The Taxus Express Paclitaxel-eluting coronary stent: Boston Scientific has focused on reassuring customers.

J&J declined to comment for this article other than a brief statement by Cordis spokeswoman Terri Mueller. “With regards to supply, we are
continuing to ramp up production of the Cypher stent, given the recent market events and physician preference for the product,” she says. “The manufacturing of a drug-eluting stent is a complex process. We are committed to providing our customers with safe products that make a positive impact on patient treatment.”

While both companies' problems might reflect the difficulty of manufacturing a complex combination product, no one is citing them as indicators that FDA approved the products too quickly.

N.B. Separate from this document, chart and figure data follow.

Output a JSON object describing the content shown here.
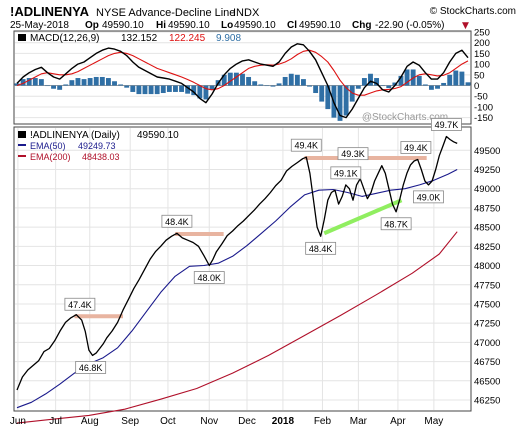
{
  "header": {
    "symbol": "!ADLINENYA",
    "name": "NYSE Advance-Decline Line",
    "exchange": "INDX",
    "brand": "© StockCharts.com",
    "date": "25-May-2018",
    "op_label": "Op",
    "op": "49590.10",
    "hi_label": "Hi",
    "hi": "49590.10",
    "lo_label": "Lo",
    "lo": "49590.10",
    "cl_label": "Cl",
    "cl": "49590.10",
    "chg_label": "Chg",
    "chg": "-22.90 (-0.05%)",
    "chg_marker": "▼"
  },
  "watermark": "@StockCharts.com",
  "colors": {
    "price": "#000000",
    "ema50": "#1a1a8c",
    "ema200": "#b0102a",
    "macd": "#000000",
    "signal": "#dd1111",
    "histogram": "#2f6fa5",
    "resistance": "#e8b4a0",
    "support": "#90ee60",
    "grid": "#e4e4e4"
  },
  "chart_data": [
    {
      "type": "line",
      "panel": "macd",
      "legend": {
        "label": "MACD(12,26,9)",
        "macd_value": "132.152",
        "signal_value": "122.245",
        "hist_value": "9.908"
      },
      "ylim": [
        -175,
        250
      ],
      "y_ticks": [
        "250",
        "200",
        "150",
        "100",
        "50",
        "0",
        "-50",
        "-100",
        "-150"
      ],
      "y_tick_values": [
        250,
        200,
        150,
        100,
        50,
        0,
        -50,
        -100,
        -150
      ],
      "series": [
        {
          "key": "macd",
          "values": [
            10,
            40,
            60,
            75,
            85,
            60,
            40,
            30,
            55,
            80,
            100,
            110,
            130,
            150,
            165,
            175,
            170,
            160,
            140,
            110,
            85,
            70,
            55,
            40,
            35,
            30,
            20,
            10,
            -10,
            -30,
            -60,
            -80,
            -40,
            10,
            50,
            80,
            100,
            115,
            120,
            110,
            100,
            95,
            90,
            110,
            150,
            180,
            195,
            190,
            160,
            120,
            60,
            0,
            -80,
            -140,
            -150,
            -110,
            -60,
            -10,
            20,
            10,
            -20,
            -30,
            0,
            40,
            90,
            110,
            95,
            60,
            30,
            30,
            60,
            110,
            150,
            165,
            130
          ]
        },
        {
          "key": "signal",
          "values": [
            0,
            10,
            25,
            40,
            55,
            60,
            55,
            50,
            50,
            55,
            65,
            80,
            95,
            110,
            125,
            140,
            150,
            155,
            150,
            140,
            125,
            110,
            95,
            80,
            70,
            60,
            50,
            40,
            28,
            15,
            0,
            -15,
            -20,
            -15,
            0,
            20,
            40,
            60,
            80,
            90,
            95,
            97,
            95,
            100,
            110,
            125,
            145,
            160,
            165,
            155,
            135,
            110,
            70,
            25,
            -10,
            -35,
            -45,
            -45,
            -35,
            -25,
            -20,
            -18,
            -14,
            -5,
            15,
            35,
            50,
            55,
            50,
            45,
            48,
            60,
            80,
            100,
            115
          ]
        },
        {
          "key": "histogram",
          "values": [
            10,
            30,
            35,
            35,
            30,
            0,
            -15,
            -20,
            5,
            25,
            35,
            30,
            35,
            40,
            40,
            35,
            20,
            5,
            -10,
            -30,
            -40,
            -40,
            -40,
            -40,
            -35,
            -30,
            -30,
            -30,
            -38,
            -45,
            -60,
            -65,
            -20,
            25,
            50,
            60,
            60,
            55,
            40,
            20,
            5,
            -2,
            -5,
            10,
            40,
            55,
            50,
            30,
            -5,
            -35,
            -75,
            -110,
            -150,
            -165,
            -140,
            -75,
            -15,
            35,
            55,
            35,
            0,
            -12,
            14,
            45,
            75,
            75,
            45,
            5,
            -20,
            -15,
            12,
            50,
            70,
            65,
            15
          ]
        }
      ]
    },
    {
      "type": "line",
      "panel": "price",
      "legend": [
        {
          "label": "!ADLINENYA (Daily)",
          "value": "49590.10"
        },
        {
          "label": "EMA(50)",
          "value": "49249.73"
        },
        {
          "label": "EMA(200)",
          "value": "48438.03"
        }
      ],
      "ylim": [
        46120,
        49790
      ],
      "y_ticks": [
        "49500",
        "49250",
        "49000",
        "48750",
        "48500",
        "48250",
        "48000",
        "47750",
        "47500",
        "47250",
        "47000",
        "46750",
        "46500",
        "46250"
      ],
      "y_tick_values": [
        49500,
        49250,
        49000,
        48750,
        48500,
        48250,
        48000,
        47750,
        47500,
        47250,
        47000,
        46750,
        46500,
        46250
      ],
      "x_ticks": [
        "Jun",
        "Jul",
        "Aug",
        "Sep",
        "Oct",
        "Nov",
        "Dec",
        "2018",
        "Feb",
        "Mar",
        "Apr",
        "May"
      ],
      "x_tick_pos": [
        0.5,
        21.5,
        40.5,
        63,
        84,
        107,
        128,
        148,
        170,
        190,
        212,
        232
      ],
      "x_count": 252,
      "series": [
        {
          "key": "price",
          "points": [
            [
              0,
              46380
            ],
            [
              3,
              46550
            ],
            [
              6,
              46640
            ],
            [
              9,
              46700
            ],
            [
              12,
              46760
            ],
            [
              15,
              46880
            ],
            [
              18,
              46920
            ],
            [
              21,
              47020
            ],
            [
              24,
              47150
            ],
            [
              27,
              47260
            ],
            [
              30,
              47320
            ],
            [
              33,
              47360
            ],
            [
              36,
              47290
            ],
            [
              38,
              47140
            ],
            [
              40,
              46900
            ],
            [
              42,
              46830
            ],
            [
              44,
              46860
            ],
            [
              46,
              46920
            ],
            [
              48,
              46980
            ],
            [
              50,
              47060
            ],
            [
              53,
              47150
            ],
            [
              56,
              47260
            ],
            [
              59,
              47420
            ],
            [
              62,
              47560
            ],
            [
              65,
              47700
            ],
            [
              68,
              47820
            ],
            [
              71,
              47950
            ],
            [
              74,
              48080
            ],
            [
              77,
              48180
            ],
            [
              80,
              48250
            ],
            [
              83,
              48330
            ],
            [
              86,
              48380
            ],
            [
              89,
              48420
            ],
            [
              92,
              48360
            ],
            [
              95,
              48330
            ],
            [
              98,
              48300
            ],
            [
              101,
              48250
            ],
            [
              104,
              48130
            ],
            [
              107,
              48000
            ],
            [
              109,
              48080
            ],
            [
              111,
              48180
            ],
            [
              114,
              48280
            ],
            [
              117,
              48390
            ],
            [
              120,
              48450
            ],
            [
              123,
              48520
            ],
            [
              126,
              48580
            ],
            [
              129,
              48650
            ],
            [
              132,
              48720
            ],
            [
              135,
              48800
            ],
            [
              138,
              48870
            ],
            [
              141,
              48950
            ],
            [
              144,
              49040
            ],
            [
              147,
              49110
            ],
            [
              150,
              49230
            ],
            [
              153,
              49290
            ],
            [
              156,
              49340
            ],
            [
              159,
              49390
            ],
            [
              161,
              49410
            ],
            [
              163,
              49200
            ],
            [
              165,
              48850
            ],
            [
              167,
              48500
            ],
            [
              169,
              48380
            ],
            [
              171,
              48600
            ],
            [
              173,
              48850
            ],
            [
              175,
              48950
            ],
            [
              177,
              48980
            ],
            [
              179,
              48800
            ],
            [
              181,
              48900
            ],
            [
              183,
              49050
            ],
            [
              185,
              49000
            ],
            [
              187,
              48850
            ],
            [
              189,
              49050
            ],
            [
              191,
              49130
            ],
            [
              193,
              49000
            ],
            [
              195,
              48870
            ],
            [
              197,
              48950
            ],
            [
              199,
              49100
            ],
            [
              201,
              49200
            ],
            [
              203,
              49300
            ],
            [
              205,
              49200
            ],
            [
              207,
              49000
            ],
            [
              209,
              48800
            ],
            [
              211,
              48700
            ],
            [
              213,
              48860
            ],
            [
              215,
              49050
            ],
            [
              217,
              49200
            ],
            [
              219,
              49310
            ],
            [
              221,
              49360
            ],
            [
              223,
              49380
            ],
            [
              225,
              49250
            ],
            [
              227,
              49100
            ],
            [
              229,
              49050
            ],
            [
              231,
              49100
            ],
            [
              233,
              49250
            ],
            [
              235,
              49430
            ],
            [
              237,
              49550
            ],
            [
              239,
              49680
            ],
            [
              241,
              49640
            ],
            [
              243,
              49610
            ],
            [
              245,
              49590
            ]
          ]
        },
        {
          "key": "ema50",
          "points": [
            [
              0,
              46150
            ],
            [
              8,
              46220
            ],
            [
              16,
              46330
            ],
            [
              24,
              46460
            ],
            [
              32,
              46600
            ],
            [
              40,
              46720
            ],
            [
              48,
              46800
            ],
            [
              56,
              46930
            ],
            [
              64,
              47150
            ],
            [
              72,
              47400
            ],
            [
              80,
              47650
            ],
            [
              88,
              47860
            ],
            [
              96,
              47990
            ],
            [
              104,
              48000
            ],
            [
              112,
              48030
            ],
            [
              120,
              48120
            ],
            [
              128,
              48260
            ],
            [
              136,
              48420
            ],
            [
              144,
              48580
            ],
            [
              152,
              48760
            ],
            [
              160,
              48920
            ],
            [
              168,
              48980
            ],
            [
              176,
              48990
            ],
            [
              184,
              48950
            ],
            [
              192,
              48900
            ],
            [
              200,
              48940
            ],
            [
              208,
              48980
            ],
            [
              216,
              49000
            ],
            [
              224,
              49050
            ],
            [
              232,
              49110
            ],
            [
              240,
              49190
            ],
            [
              245,
              49250
            ]
          ]
        },
        {
          "key": "ema200",
          "points": [
            [
              0,
              45950
            ],
            [
              20,
              46000
            ],
            [
              40,
              46050
            ],
            [
              60,
              46130
            ],
            [
              80,
              46260
            ],
            [
              100,
              46400
            ],
            [
              120,
              46600
            ],
            [
              140,
              46830
            ],
            [
              160,
              47090
            ],
            [
              180,
              47350
            ],
            [
              200,
              47620
            ],
            [
              220,
              47900
            ],
            [
              235,
              48150
            ],
            [
              245,
              48440
            ]
          ]
        }
      ],
      "annotations": [
        {
          "label": "47.4K",
          "x": 35,
          "y": 47340,
          "position": "above",
          "type": "resistance"
        },
        {
          "label": "46.8K",
          "x": 41,
          "y": 46830,
          "position": "below",
          "type": "low"
        },
        {
          "label": "48.4K",
          "x": 89,
          "y": 48420,
          "position": "above",
          "type": "resistance"
        },
        {
          "label": "48.0K",
          "x": 107,
          "y": 48000,
          "position": "below",
          "type": "low"
        },
        {
          "label": "49.4K",
          "x": 161,
          "y": 49410,
          "position": "above",
          "type": "peak"
        },
        {
          "label": "49.3K",
          "x": 187,
          "y": 49300,
          "position": "above",
          "type": "peak"
        },
        {
          "label": "49.1K",
          "x": 183,
          "y": 49050,
          "position": "above",
          "type": "peak"
        },
        {
          "label": "49.4K",
          "x": 222,
          "y": 49380,
          "position": "above",
          "type": "peak"
        },
        {
          "label": "48.4K",
          "x": 169,
          "y": 48380,
          "position": "below",
          "type": "low"
        },
        {
          "label": "48.7K",
          "x": 211,
          "y": 48700,
          "position": "below",
          "type": "low"
        },
        {
          "label": "49.0K",
          "x": 229,
          "y": 49050,
          "position": "below",
          "type": "low"
        },
        {
          "label": "49.7K",
          "x": 239,
          "y": 49680,
          "position": "above",
          "type": "peak"
        }
      ],
      "resistance_lines": [
        {
          "x1": 32,
          "x2": 59,
          "y": 47340
        },
        {
          "x1": 88,
          "x2": 115,
          "y": 48410
        },
        {
          "x1": 160,
          "x2": 228,
          "y": 49400
        }
      ],
      "support_lines": [
        {
          "x1": 171,
          "x2": 214,
          "y1": 48420,
          "y2": 48850
        }
      ]
    }
  ]
}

“I think there will be some times where we see things come up simply by the size and nature of the postmarket experience, as opposed to the premarket experience,” CDRH director Daniel Schultz told MD&DI. “That is, there might be events that may be quite serious but, because they occur at such a low rate, are difficult to pick up in the premarket evaluation.” (More of the interview with Schultz can be read on page 70.)
Simso agrees. “Our problems and J&J's are in completely different categories,” he said. “Ours was related to the catheter system and also occurred on bare-metal stents. But these are products that are tough to design and make work. There have been a lot of failures out there. There are issues in this category that device companies are not used to dealing with. There are analytical tests that we've never done.”

Patrick Driscoll, president of MedMarket Diligence (Foothill Ranch, CA), notes that “in markets with that kind of potential, even a slight misstep can get blown out of proportion. The stakes are so high that it heightens sensitivity. Adding to the complexity is that devices have readily measurable performance characteristics, while drugs are a much different beast.”